I did it! Look at those beautiful macarons up there. Oh, and I figured out the secret, so check out the updated recipe below, wherein Buzzfeed’s version and Stella’s had a perfect, easy baby. The icing is all me, mostly because I way overshot the eggs and had to adapt. WHATEVER. It worked.
Macarons, as it turns out, are just as difficult to make as expected. Featured above is my second attempt, which, while it turned out vastly improved from attempt number one, was still not great. I don't even want to talk about attempt number three. Here's what I think: you should not make macarons when you are rushed. You need to find time to enjoy the process, double check your recipe, google a video to make sure you're doing it right, and take deep, calming breaths. Also, you cannot be afraid. They can sense fear. I use a recipe by one of the best known pastry chefs around, Stella Parks, aka BraveTart.
Time: 20 minutes active time, 2 hours total
115 grams of almond flour (about 1 cup)
230 grams of powdered sugar (just shy of 2 cups)
144 grams of egg whites (use 4 large eggs)
72 grams of sugar (about 1/4 cup)
1 tsp of cream of tartar
1 tsp of salt
2 tsp of vanilla extract
2 drops of gel food coloring (I used red)
2 egg whites
1/2 tsp of salt
1 cup of water
1 cup of sugar
1 tsp of vanilla
1/2 cup of unsalted butter (AKA one stick)
2 cups of powdered sugar
Preheat the oven to 300, and line two trays with parchment paper. Do yourself a favor and get a disposable pastry bag ready as well. Use a plain tip or just the end of the bag itself. Alright! Look at you! All prepared.
Sift the almond flour and the powdered sugar together into a bowl. Set aside.
Throw the egg whites, cream of tartar, and the non-powdered sugar into the bowl of the mixer.
When stiff peaks have formed (in other words, when you can lift up your mixer and take the meringue with you), add the vanilla and food coloring, then beat for another minute on high. This is a great time to grab that pre-prepped pastry bag.

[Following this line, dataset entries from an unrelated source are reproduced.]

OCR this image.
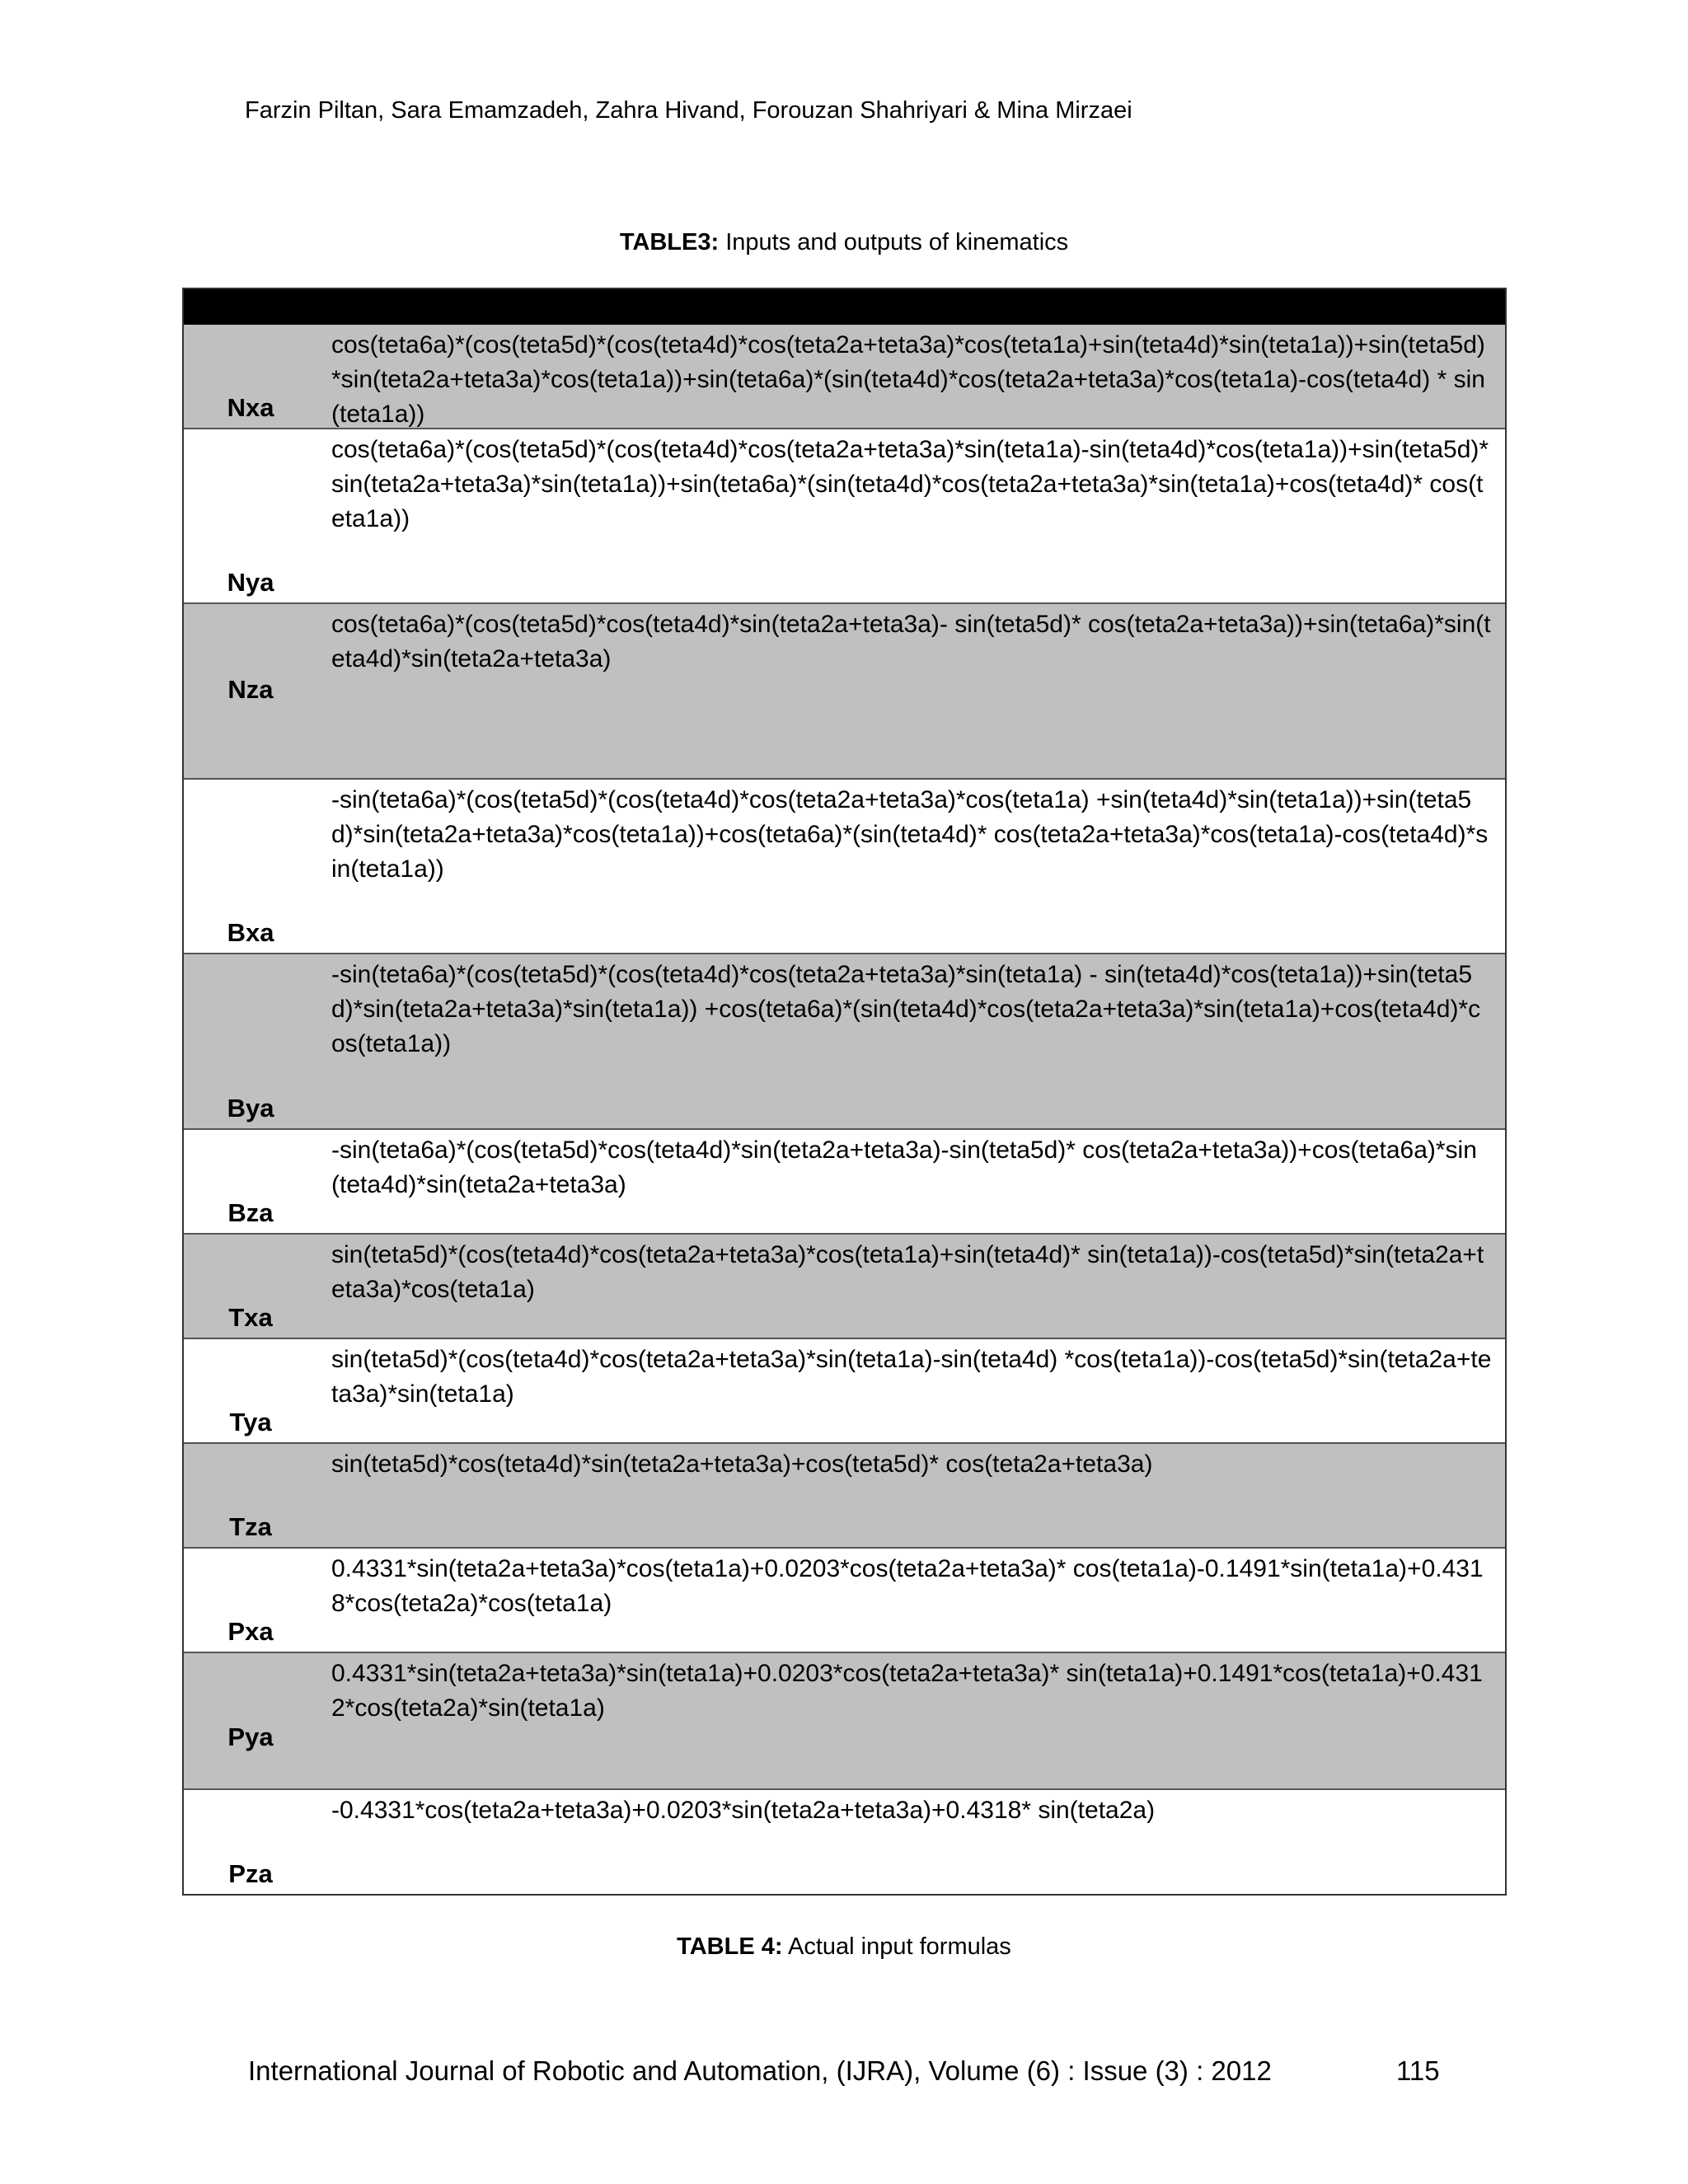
Farzin Piltan, Sara Emamzadeh, Zahra Hivand, Forouzan Shahriyari & Mina Mirzaei
TABLE3: Inputs and outputs of kinematics
Nxa
cos(teta6a)*(cos(teta5d)*(cos(teta4d)*cos(teta2a+teta3a)*cos(teta1a)+sin(teta4d)*sin(teta1a))+sin(teta5d)*sin(teta2a+teta3a)*cos(teta1a))+sin(teta6a)*(sin(teta4d)*cos(teta2a+teta3a)*cos(teta1a)-cos(teta4d) * sin(teta1a))
Nya
cos(teta6a)*(cos(teta5d)*(cos(teta4d)*cos(teta2a+teta3a)*sin(teta1a)-sin(teta4d)*cos(teta1a))+sin(teta5d)*sin(teta2a+teta3a)*sin(teta1a))+sin(teta6a)*(sin(teta4d)*cos(teta2a+teta3a)*sin(teta1a)+cos(teta4d)* cos(teta1a))
Nza
cos(teta6a)*(cos(teta5d)*cos(teta4d)*sin(teta2a+teta3a)- sin(teta5d)* cos(teta2a+teta3a))+sin(teta6a)*sin(teta4d)*sin(teta2a+teta3a)
Bxa
-sin(teta6a)*(cos(teta5d)*(cos(teta4d)*cos(teta2a+teta3a)*cos(teta1a) +sin(teta4d)*sin(teta1a))+sin(teta5d)*sin(teta2a+teta3a)*cos(teta1a))+cos(teta6a)*(sin(teta4d)* cos(teta2a+teta3a)*cos(teta1a)-cos(teta4d)*sin(teta1a))
Bya
-sin(teta6a)*(cos(teta5d)*(cos(teta4d)*cos(teta2a+teta3a)*sin(teta1a) - sin(teta4d)*cos(teta1a))+sin(teta5d)*sin(teta2a+teta3a)*sin(teta1a)) +cos(teta6a)*(sin(teta4d)*cos(teta2a+teta3a)*sin(teta1a)+cos(teta4d)*cos(teta1a))
Bza
-sin(teta6a)*(cos(teta5d)*cos(teta4d)*sin(teta2a+teta3a)-sin(teta5d)* cos(teta2a+teta3a))+cos(teta6a)*sin(teta4d)*sin(teta2a+teta3a)
Txa
sin(teta5d)*(cos(teta4d)*cos(teta2a+teta3a)*cos(teta1a)+sin(teta4d)* sin(teta1a))-cos(teta5d)*sin(teta2a+teta3a)*cos(teta1a)
Tya
sin(teta5d)*(cos(teta4d)*cos(teta2a+teta3a)*sin(teta1a)-sin(teta4d) *cos(teta1a))-cos(teta5d)*sin(teta2a+teta3a)*sin(teta1a)
Tza
sin(teta5d)*cos(teta4d)*sin(teta2a+teta3a)+cos(teta5d)* cos(teta2a+teta3a)
Pxa
0.4331*sin(teta2a+teta3a)*cos(teta1a)+0.0203*cos(teta2a+teta3a)* cos(teta1a)-0.1491*sin(teta1a)+0.4318*cos(teta2a)*cos(teta1a)
Pya
0.4331*sin(teta2a+teta3a)*sin(teta1a)+0.0203*cos(teta2a+teta3a)* sin(teta1a)+0.1491*cos(teta1a)+0.4312*cos(teta2a)*sin(teta1a)
Pza
-0.4331*cos(teta2a+teta3a)+0.0203*sin(teta2a+teta3a)+0.4318* sin(teta2a)
TABLE 4: Actual input formulas
International Journal of Robotic and Automation, (IJRA), Volume (6) : Issue (3) : 2012	115
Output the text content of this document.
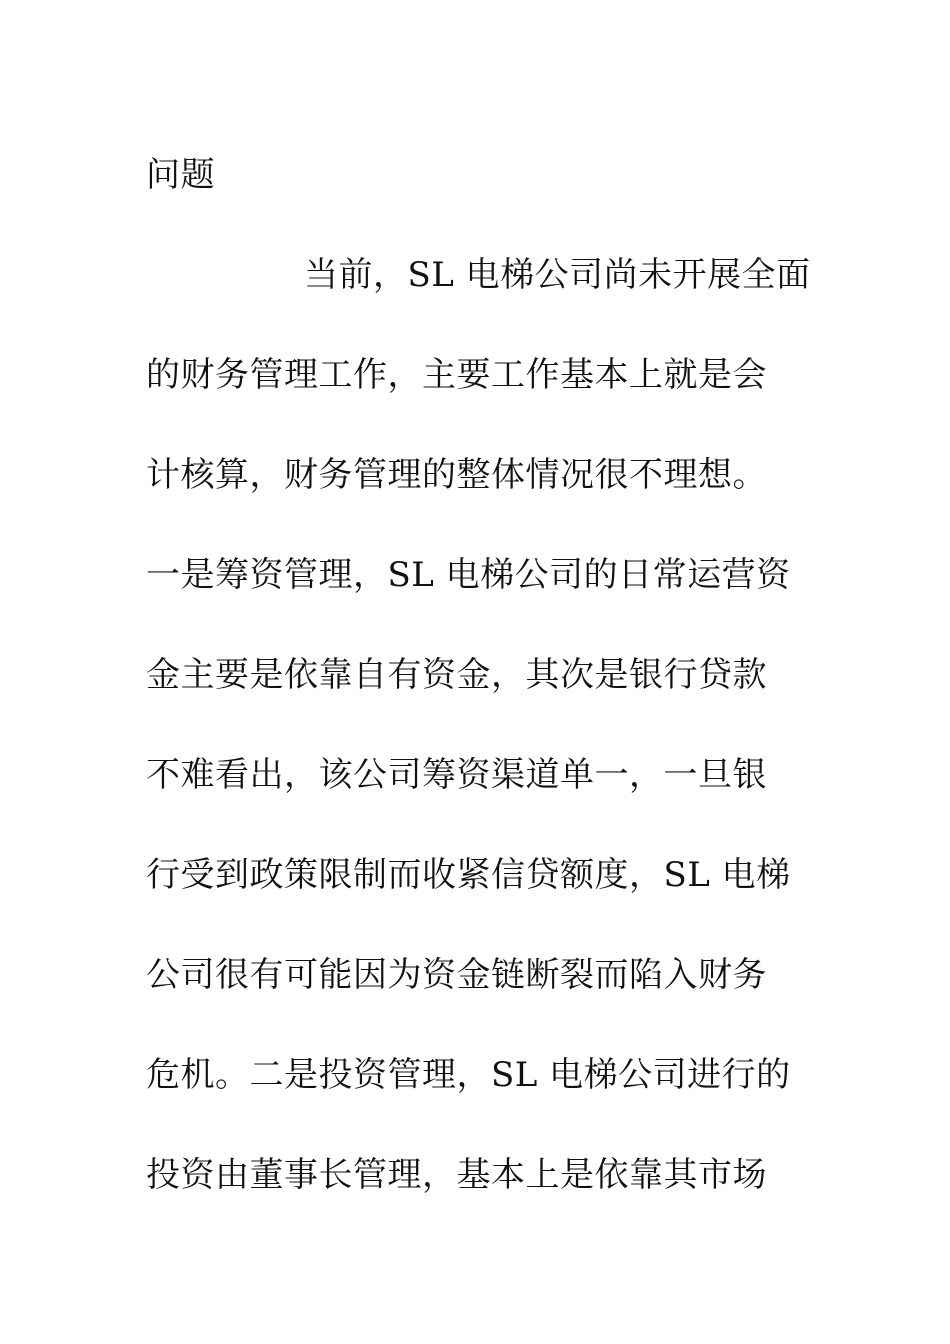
问题
当前，SL 电梯公司尚未开展全面
的财务管理工作，主要工作基本上就是会
计核算，财务管理的整体情况很不理想。
一是筹资管理，SL 电梯公司的日常运营资
金主要是依靠自有资金，其次是银行贷款
不难看出，该公司筹资渠道单一，一旦银
行受到政策限制而收紧信贷额度，SL 电梯
公司很有可能因为资金链断裂而陷入财务
危机。二是投资管理，SL 电梯公司进行的
投资由董事长管理，基本上是依靠其市场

Dump all of the dry ingredients into the egg white mixture. Using a spatula, fold them in gradually. Be gentle, but don’t be afraid to fold away and knock some of the air out. You want the batter to be flowy but still have body.
Pour the batter into the pastry bag, then pipe macarons onto the baking trays. I aim to have them about 1 1/2-2 inches in diameter. This is almost never the case for all of them. Life moves on.
Slam them on the counter to make sure your downstairs neighbors are awake. Flip the tray, then slam again. Now, leave ‘em be for an hour. You can use this time to make the icing! Yay!
Put your remaining two egg whites and remaining salt in the bowl of your stand mixer that you hopefully washed out before following that instruction, then turn it on high and beat until the eggs are foamy.
Meanwhile, in a saucepan, bring the regular sugar and water to a boil. When it’s been boiling for about a minute, take it over to the mixer and slowly drizzle it into the egg white mixture while continuing to beat on high.
Beat for three to five minutes, until stiff peaks have formed. The meringue should form a perfect upside down ‘J’ when you take the whisk attachment off and flip it upside down.
Add the vanilla, then turn mixer back on. Add the butter, one tablespoon at a time, until completely incorporated.
Add the powdered sugar, a little at a time, until smooth and stiff enough to support itself. Put frosting into a disposable pastry bag and set aside.
Remember those macarons? Bake for between 15-17 minutes. When the macarons have cooled, put icing on half of them and make some proper macaron sandwiches.